Description
A unanimous five-judge panel of the Montana Supreme Court has rejected a request by youth plaintiffs who successfully argued that the state has a constitutional obligation to protect the climate to assume control over legal challenges to several of the laws passed by the 2025 Legislature.
The order, issued Tuesday, said that the Held v. Montana litigants had not been able to show that the Treasure State’s highest court needed to assume jurisdiction, nor had they established why a district court setting couldn’t address their concerns.
The Held group of plaintiffs successfully led a first-of-its-kind lawsuit that said that the Montana Constitutional guarantee of a “clean and healthful environment” obligated the state to adopt more protections for the climate and human health. That trial took place in a Lewis and Clark County District courtroom and the decision was later affirmed by the Montana Supreme Court.
Since then, the Legislature has modified some of the state’s environmental laws. However, the Republican-led state House and Senate said that while the state must disclose “greenhouse gas” emissions for many projects, that data cannot be used to halt progress in mining or natural resources, an action the Held plaintiffs disagree with.
Other cases, including on the federal level, have had much less success because the environmental protection has so far been derived from the state’s Constitution, not necessarily federal law.
The Held litigants are more than a dozen people, including minors, who argued that the Montana Supreme Court should take up the matter because of the urgency of environmental degradation and because the lawsuit had implications statewide. They petitioned for a “writ of supervisory control,” which is an extraordinary measure used sparingly by the Supreme Court to assume control of cases that would normally be heard in district court.
The five-member panel said that the Held plaintiffs did not establish that the issues were so urgent that they could not be addressed by a district court. In fact, the court cited several examples of timely matters heard by lower level courts, and cases where the Supreme Court had declined to take cases.
“(The Held litigants) brought their petition seven months after the law took effect,” the Supreme Court opinion said.
They had used a finding from the original Held case, which said that every ton of greenhouse gases exacerbates their injuries as the basis of their appeal to the Supreme Court. However, the court rejected that argument.

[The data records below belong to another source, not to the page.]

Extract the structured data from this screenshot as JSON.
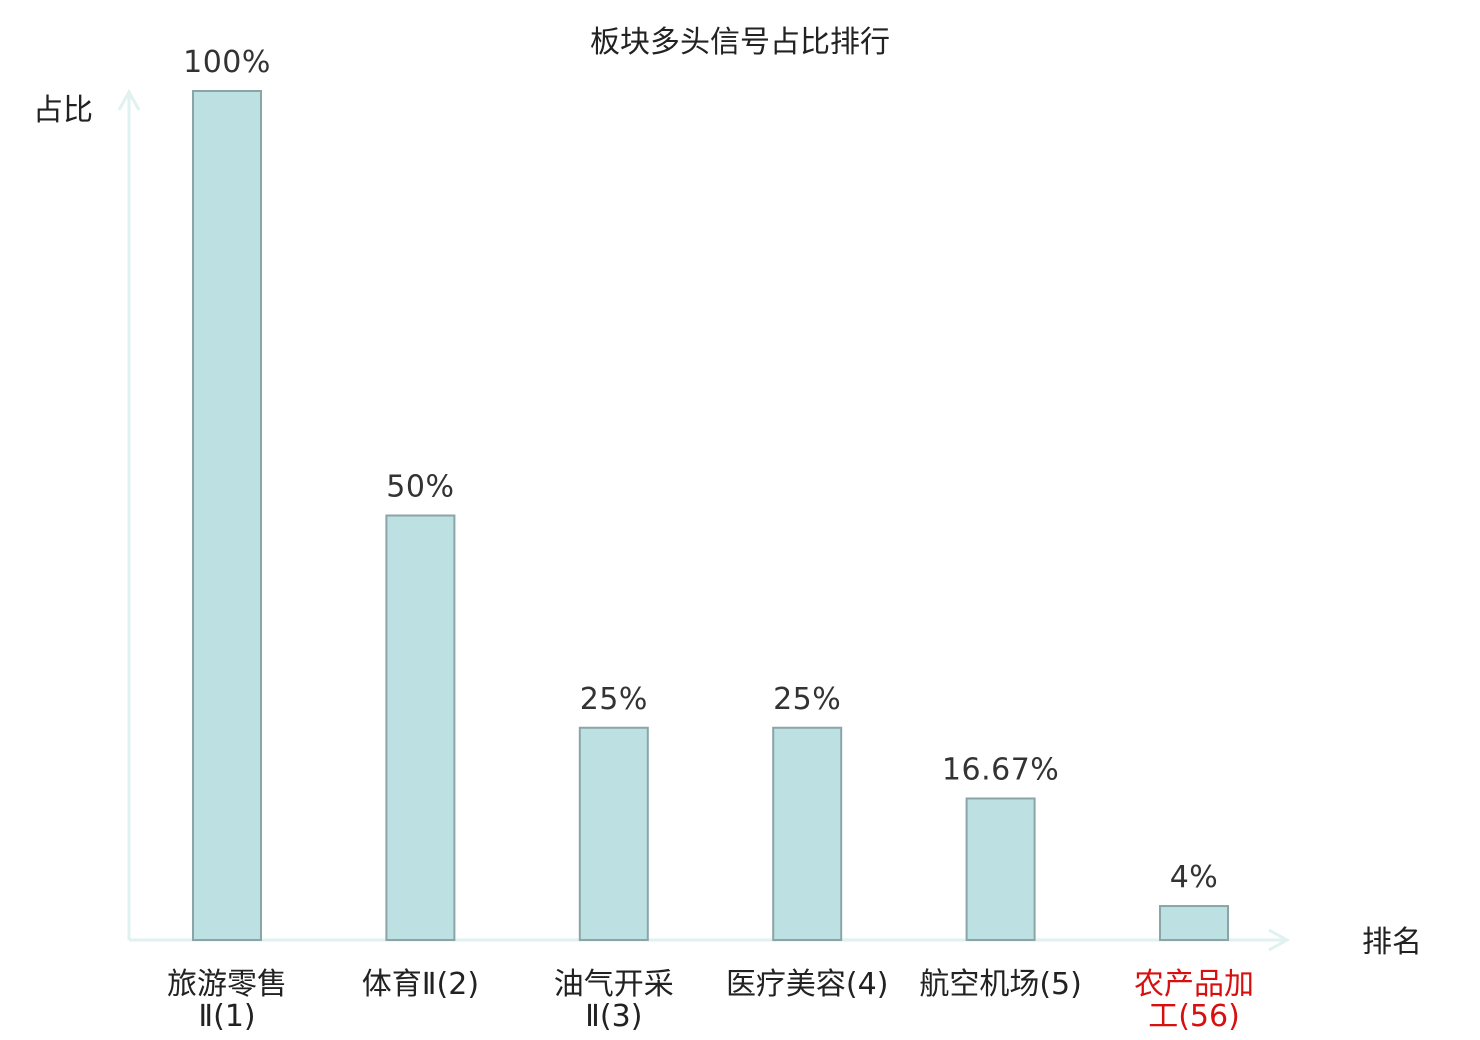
{
  "chart_data": {
    "type": "bar",
    "title": "板块多头信号占比排行",
    "ylabel": "占比",
    "xlabel": "排名",
    "ylim": [
      0,
      100
    ],
    "grid": false,
    "categories": [
      {
        "name": "旅游零售Ⅱ",
        "rank": "(1)",
        "lines": [
          "旅游零售",
          "Ⅱ(1)"
        ],
        "highlight": false
      },
      {
        "name": "体育Ⅱ",
        "rank": "(2)",
        "lines": [
          "体育Ⅱ(2)"
        ],
        "highlight": false
      },
      {
        "name": "油气开采Ⅱ",
        "rank": "(3)",
        "lines": [
          "油气开采",
          "Ⅱ(3)"
        ],
        "highlight": false
      },
      {
        "name": "医疗美容",
        "rank": "(4)",
        "lines": [
          "医疗美容(4)"
        ],
        "highlight": false
      },
      {
        "name": "航空机场",
        "rank": "(5)",
        "lines": [
          "航空机场(5)"
        ],
        "highlight": false
      },
      {
        "name": "农产品加工",
        "rank": "(56)",
        "lines": [
          "农产品加",
          "工(56)"
        ],
        "highlight": true
      }
    ],
    "values": [
      100,
      50,
      25,
      25,
      16.67,
      4
    ],
    "value_labels": [
      "100%",
      "50%",
      "25%",
      "25%",
      "16.67%",
      "4%"
    ],
    "colors": {
      "bar_fill": "#bde0e3",
      "bar_stroke": "#8aa5a8",
      "axis": "#e0f2ef",
      "highlight_text": "#d80f0f"
    }
  }
}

“Although petitioners argue that the development of the factual record is unnecessary given the factual record in Held, they do not address why the district court would not be equipped to consider the legal issues in a timely fashion and permit them to present an appeal in the ordinary course,” the opinion said. “In fact, district courts entertain constitutional challenges routinely and have the tools to address allegations of irreparable harm or similar questions of urgency.”
Five justices signed off on the order, Chief Justice Cory Swanson, Justices Beth Baker, James Jeremiah Shea, Katharine Bidegaray, and Ingrid Gustafson.